Elsewhere, Nicholas Brady, the Secretary of the Treasury under the first President Bush, and Edith Holiday, a former assistant to the first President Bush, serve on the board of Amerada Hess, which has teamed with some of Saudi Arabia's most powerful royal-family members to exploit the rich oil resources of Azerbaijan. In 1998 Amerada Hess formed a joint venture, Delta Hess, with the Saudi-owned Delta Oil to explore and exploit petroleum resources in Azerbaijan. The Houston-based Frontera Resources Corporation joined the Azerbaijan hunt the same year, teaming with the newly created Delta Hess. Among the members of Frontera's board of advisers: the former Texas senator, former Secretary of the Treasury, and 1988 Democratic vice-presidential candidate Lloyd Bentsen; and John Deutch, a former CIA director.

Not likely that all that oil-money will be endangered too soon.

Of course, keeping oil flowing also benefits the USA in general terms; certainly, if that Semtex bomb were to cripple Saudi output, reducing oil-flow by 30% worldwide, there would be serious repercussions on the US economy, not to mention that of PRChina and Europe.

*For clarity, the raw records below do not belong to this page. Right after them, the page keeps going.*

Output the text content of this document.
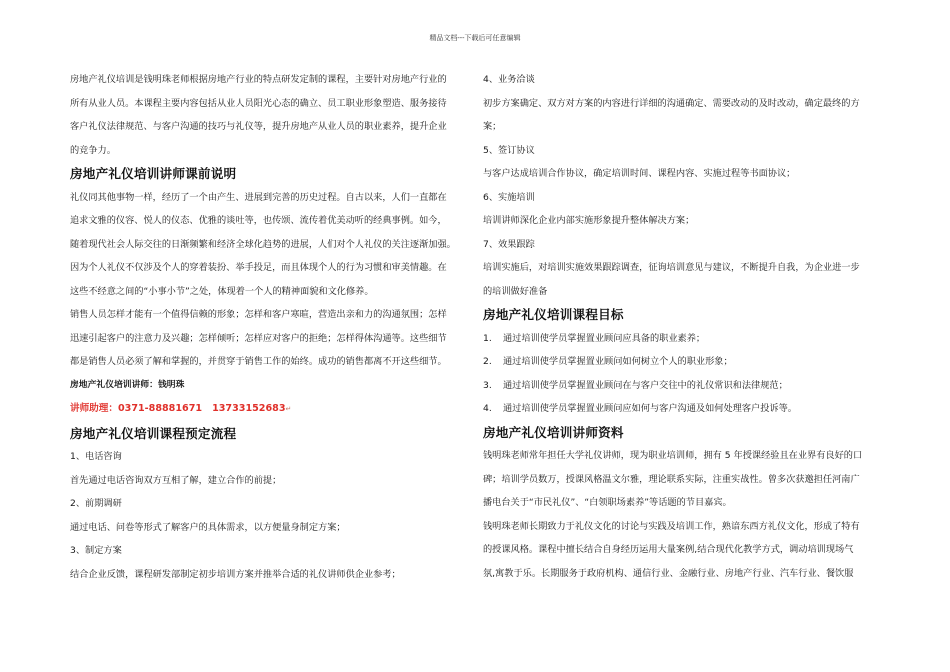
精品文档---下载后可任意编辑

房地产礼仪培训是钱明珠老师根据房地产行业的特点研发定制的课程，主要针对房地产行业的

所有从业人员。本课程主要内容包括从业人员阳光心态的确立、员工职业形象塑造、服务接待

客户礼仪法律规范、与客户沟通的技巧与礼仪等，提升房地产从业人员的职业素养，提升企业

的竞争力。

房地产礼仪培训讲师课前说明

礼仪同其他事物一样，经历了一个由产生、进展到完善的历史过程。自古以来，人们一直都在

追求文雅的仪容、悦人的仪态、优雅的谈吐等，也传颂、流传着优美动听的经典事例。如今，

随着现代社会人际交往的日渐频繁和经济全球化趋势的进展，人们对个人礼仪的关注逐渐加强。

因为个人礼仪不仅涉及个人的穿着装扮、举手投足，而且体现个人的行为习惯和审美情趣。在

这些不经意之间的“小事小节”之处，体现着一个人的精神面貌和文化修养。

销售人员怎样才能有一个值得信赖的形象；怎样和客户寒暄，营造出亲和力的沟通氛围；怎样

迅速引起客户的注意力及兴趣；怎样倾听；怎样应对客户的拒绝；怎样得体沟通等。这些细节

都是销售人员必须了解和掌握的，并贯穿于销售工作的始终。成功的销售都离不开这些细节。

房地产礼仪培训讲师：钱明珠

讲师助理：0371-88881671 13733152683↵

房地产礼仪培训课程预定流程

1、电话咨询

首先通过电话咨询双方互相了解，建立合作的前提；

2、前期调研

通过电话、问卷等形式了解客户的具体需求，以方便量身制定方案；

3、制定方案

结合企业反馈，课程研发部制定初步培训方案并推举合适的礼仪讲师供企业参考；

4、业务洽谈

初步方案确定、双方对方案的内容进行详细的沟通确定、需要改动的及时改动，确定最终的方

案；

5、签订协议

与客户达成培训合作协议，确定培训时间、课程内容、实施过程等书面协议；

6、实施培训

培训讲师深化企业内部实施形象提升整体解决方案；

7、效果跟踪

培训实施后，对培训实施效果跟踪调查，征询培训意见与建议，不断提升自我，为企业进一步

的培训做好准备

房地产礼仪培训课程目标

1. 通过培训使学员掌握置业顾问应具备的职业素养；

2. 通过培训使学员掌握置业顾问如何树立个人的职业形象；

3. 通过培训使学员掌握置业顾问在与客户交往中的礼仪常识和法律规范；

4. 通过培训使学员掌握置业顾问应如何与客户沟通及如何处理客户投诉等。

房地产礼仪培训讲师资料

钱明珠老师常年担任大学礼仪讲师，现为职业培训师，拥有 5 年授课经验且在业界有良好的口

碑；培训学员数万，授课风格温文尔雅，理论联系实际，注重实战性。曾多次获邀担任河南广

播电台关于“市民礼仪”、“白领职场素养”等话题的节目嘉宾。

钱明珠老师长期致力于礼仪文化的讨论与实践及培训工作，熟谙东西方礼仪文化，形成了特有

的授课风格。课程中擅长结合自身经历运用大量案例,结合现代化教学方式，调动培训现场气

氛,寓教于乐。长期服务于政府机构、通信行业、金融行业、房地产行业、汽车行业、餐饮服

So it is an interesting conundrum, eh?

Of course, the relationship w/the House of Saud has had some rough spots:

...after 9/11 he began to experience some difficulty in maintaining a positive Saudi image

In mid-2002 word leaked to the press that the semi-official Defense Policy Board, chaired by the notorious cold warrior Richard Perle, had sponsored a report declaring Saudi Arabia to be part of the problem of international terrorism rather than part of the solution. Saudi Arabia, the report stated, was "central to the self-destruction of the Arab world and the chief vector of the Arab crisis and its outwardly-directed aggression." It went on to say, "The Saudis are active at every level of the terror chain, from planners to financiers, from cadre to foot-soldier, from ideologist to cheerleader." Within hours Colin Powell was on the phone to the Saudi Foreign Minister, assuring him—and through him, the royal family—that such apostasy was not and never would be the official stance of the Bush Administration. To reinforce the message, President Bush invited Bandar down to the family ranch at Crawford, Texas.

And now a familiar refrain:

Washington's answer for Saudi Arabia—apart from repeating that nothing is wrong—is to suggest that a little democracy will cure everything

It's utter nonsense, of course. If an election were held in Saudi Arabia today, if anyone who wanted to could run for the office of president, and if people could vote their hearts without fear of having their heads cut off afterward in Chop-Chop Square, Osama bin Laden would be elected in a landslide—not because the Saudi people want to wash their hands in the blood of the dead of September 11, but simply because bin Laden has dared to do what even the mighty United States of America won't do: stand up to the thieves who rule the country.

Not a particulary desirable outcome.


Anonymous said...

Big question is, if the Republicans are so intimately entwined with the corrupt Saudis, who is there to support on the conservative side? More generally, if Saudis would support an Osama because he's the only one to have stood up to the Saudi thieves, how do Americans effectively persuade Saudi people that there are alternatives to this extremist murderer? Especially when another murderer has just been made into a martyr, that being U.S.-created Saddam Hussein?

Dad29 said...


I think that, going forward, the strategic objective of ANY US government will be to maintain the flow of oil from Saudi Arabia--even HRC will not risk $150/bbl oil-prices to rub Pubbie noses in sand.

Of course, a Dim president will also have the advantage: little baggage with Saudi princelings.